Cereals for bioethanol: quantifying the alcohol yield of UK hard wheats and the grain yields and N requirements of triticale in the second cereal position

Summary

Sector:
Cereals & Oilseeds
Project code:
PR478
Date:
01 November 2009 - 31 December 2010
Funders:
AHDB Cereals & Oilseeds.
AHDB sector cost:
£32,000 from HGCA project (RD-2009-3617)
Project leader:
Richard M Weightman & Daniel R Kindred, ADAS Boxworth, Battlegate Road, Boxworth, Cambridgeshire, CB23 4NN. Sarah Clarke, ADAS Gleadthorpe, Meden Vale, Nottinghamshire, NG20 9PF

Downloads

pr478-final-project-report pr478-abstract-and-summary

About this project

Abstract

This project is the first to consider the performance of hard wheat varieties for bioethanol production in the UK. It is also the first to describe a series of experiments in which modern winter wheat and triticale varieties have been studied under comparable conditions of nitrogen (N) nutrition and crop management. This latter work was carried out in the context of identifying the best cereals for bioethanol production, particularly in the second position in the rotation.

In the first part of the study, 10 wheat varieties were taken from six HGCA Recommended Lists sites in 2009 (56 samples in total) and analysed for alcohol yield (AY) and residue viscosity (RV) using a method previously applied to distilling wheats. There were significant differences between hard wheat varieties; Conqueror and Oakley had particularly high AY and Ketchum had low AY. Glasgow as a soft wheat reference variety demonstrated superior AY, outperforming all the hard wheats.

There were no differences in RV between hard wheat varieties, indicating that they are equally amenable for bioethanol processing. The higher AY of Conqueror and Oakley was principally due to their lower grain proteins, which probably reflect a yield dilution effect, rather than underlying genetic differences in grain composition.

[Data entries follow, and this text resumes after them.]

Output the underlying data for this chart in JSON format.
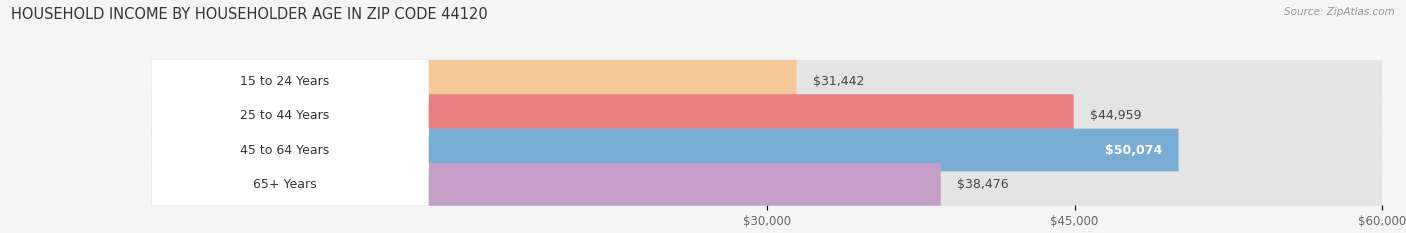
{
  "title": "HOUSEHOLD INCOME BY HOUSEHOLDER AGE IN ZIP CODE 44120",
  "source": "Source: ZipAtlas.com",
  "categories": [
    "15 to 24 Years",
    "25 to 44 Years",
    "45 to 64 Years",
    "65+ Years"
  ],
  "values": [
    31442,
    44959,
    50074,
    38476
  ],
  "value_labels": [
    "$31,442",
    "$44,959",
    "$50,074",
    "$38,476"
  ],
  "bar_colors": [
    "#f5c89a",
    "#e88080",
    "#7aadd4",
    "#c4a0c8"
  ],
  "track_color": "#e4e4e4",
  "xmin": 0,
  "xmax": 60000,
  "xticks": [
    30000,
    45000,
    60000
  ],
  "xtick_labels": [
    "$30,000",
    "$45,000",
    "$60,000"
  ],
  "bg_color": "#f5f5f5",
  "title_fontsize": 10.5,
  "label_fontsize": 9,
  "bar_height": 0.62,
  "label_color_inside": "#ffffff",
  "label_color_outside": "#444444",
  "inside_label_indices": [
    2
  ]
}
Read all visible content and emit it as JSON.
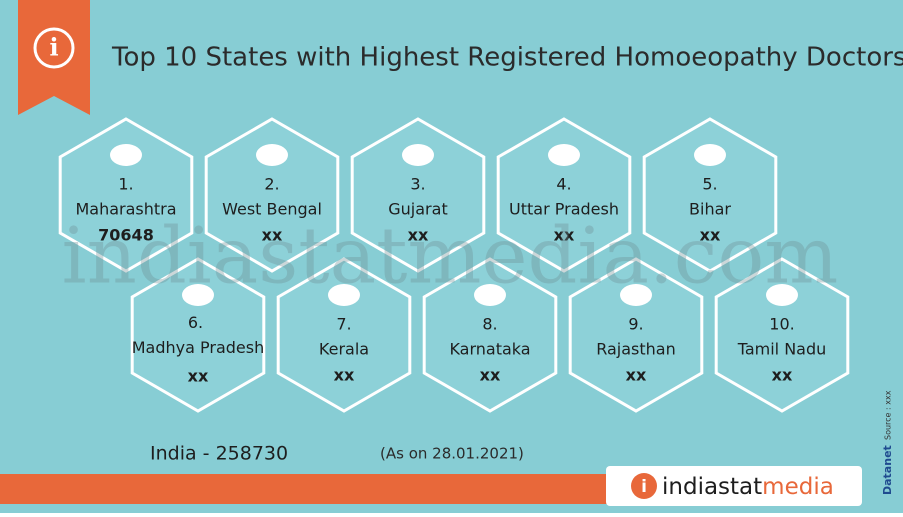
{
  "header": {
    "title": "Top 10 States with Highest Registered Homoeopathy Doctors"
  },
  "states": [
    {
      "rank": "1.",
      "name": "Maharashtra",
      "value": 70648
    },
    {
      "rank": "2.",
      "name": "West Bengal",
      "value": "xx"
    },
    {
      "rank": "3.",
      "name": "Gujarat",
      "value": "xx"
    },
    {
      "rank": "4.",
      "name": "Uttar Pradesh",
      "value": "xx"
    },
    {
      "rank": "5.",
      "name": "Bihar",
      "value": "xx"
    },
    {
      "rank": "6.",
      "name": "Madhya Pradesh",
      "value": "xx"
    },
    {
      "rank": "7.",
      "name": "Kerala",
      "value": "xx"
    },
    {
      "rank": "8.",
      "name": "Karnataka",
      "value": "xx"
    },
    {
      "rank": "9.",
      "name": "Rajasthan",
      "value": "xx"
    },
    {
      "rank": "10.",
      "name": "Tamil Nadu",
      "value": "xx"
    }
  ],
  "footer": {
    "total": "India - 258730",
    "date_note": "(As on 28.01.2021)",
    "logo_main": "indiastat",
    "logo_accent": "media",
    "brand": "Datanet",
    "source": "Source : xxx"
  },
  "watermark": "indiastatmedia.com"
}
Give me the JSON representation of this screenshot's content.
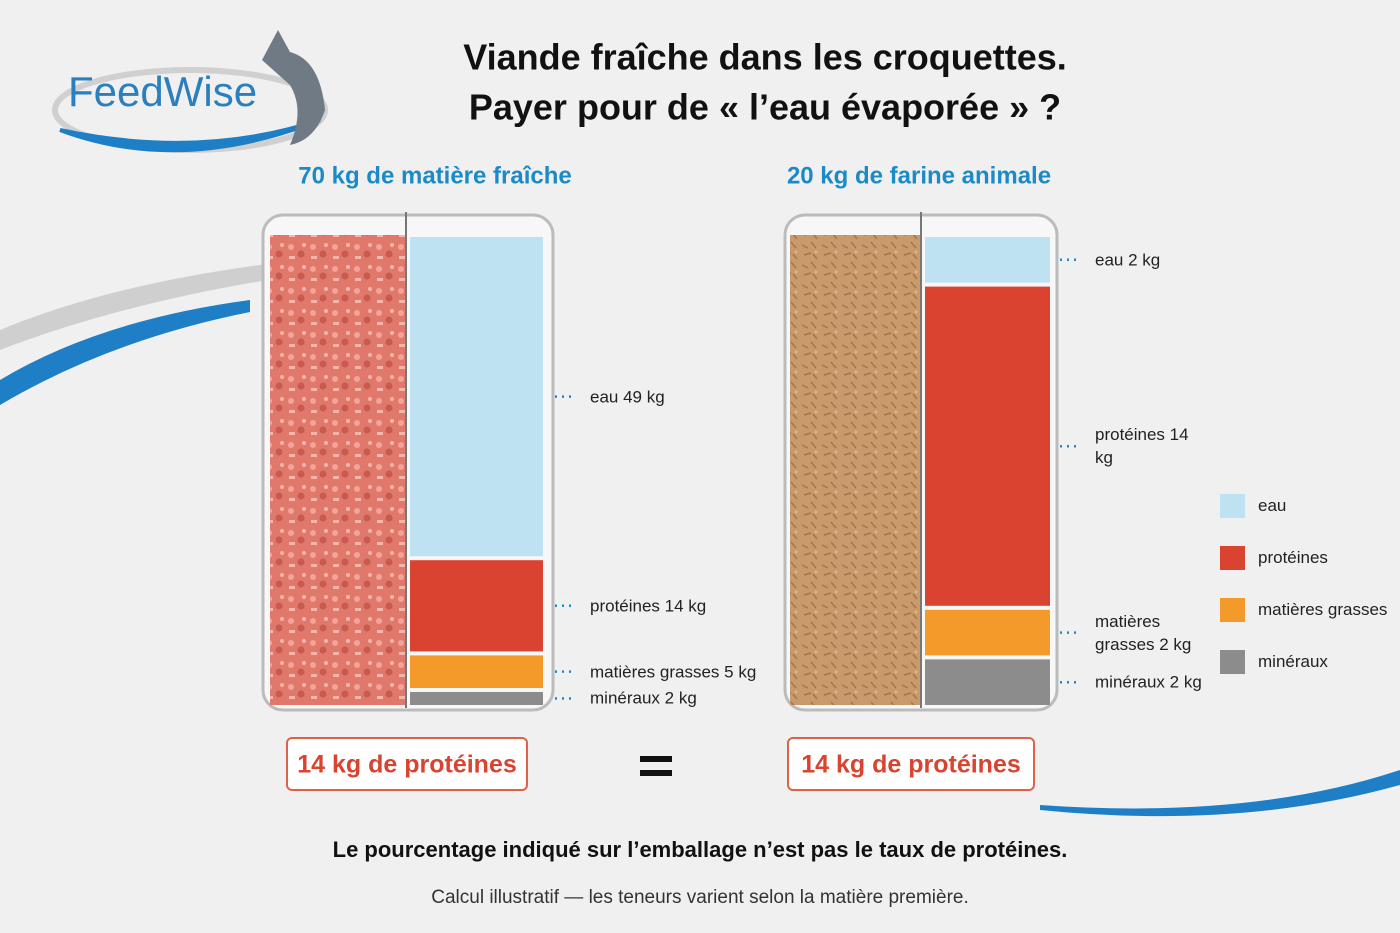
{
  "logo": "FeedWise",
  "title": [
    "Viande fraîche dans les croquettes.",
    "Payer pour de « l’eau évaporée » ?"
  ],
  "chart_data": {
    "type": "bar",
    "stacked": true,
    "categories": [
      "70 kg de matière fraîche",
      "20 kg de farine animale"
    ],
    "series": [
      {
        "name": "eau",
        "color": "#bfe2f2",
        "values": [
          49,
          2
        ],
        "value_labels": [
          "eau 49 kg",
          "eau 2 kg"
        ]
      },
      {
        "name": "protéines",
        "color": "#d9432f",
        "values": [
          14,
          14
        ],
        "value_labels": [
          "protéines 14 kg",
          "protéines 14 kg"
        ]
      },
      {
        "name": "matières grasses",
        "color": "#f39a2b",
        "values": [
          5,
          2
        ],
        "value_labels": [
          "matières grasses 5 kg",
          "matières grasses 2 kg"
        ]
      },
      {
        "name": "minéraux",
        "color": "#8c8c8c",
        "values": [
          2,
          2
        ],
        "value_labels": [
          "minéraux 2 kg",
          "minéraux 2 kg"
        ]
      }
    ],
    "legend": "right"
  },
  "badges": [
    "14 kg de protéines",
    "14 kg de protéines"
  ],
  "footer": {
    "note": "Le pourcentage indiqué sur l’emballage n’est pas le taux de protéines.",
    "caveat": "Calcul illustratif — les teneurs varient selon la matière première."
  }
}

The combination of high AY and high grain yield meant that Conqueror and Oakley had the highest yield of alcohol per hectare.

With regards to alternative feedstocks for bioethanol, the results point to a substantial opportunity for the use of triticale to displace wheat. In five out of six trials carried out between 2007 and 2010, triticale out-yielded wheat when studied in the first or second cereal position on high yield potential 'wheat land'. At the sixth site, triticale matched but did not out-yield wheat, only because of post-maturity lodging at the higher N rates. Within these experiments, where full N response trials were carried out, triticale had a lower N optimum than wheat in one experiment, and the same optima as wheat in another two.

In a fourth experiment, there were two triticale
varieties with lower optima and two with similar optima to wheat. N optima for triticale appear to be higher than stated in the Defra Fertiliser Manual. Given the higher grain yield with the same and/or less N, and higher straw yields, these results clearly indicate that triticale has higher N use efficiency than wheat. The report makes recommendations for further work on wheat and triticale for bioethanol production, and to identify more N efficient cereal species.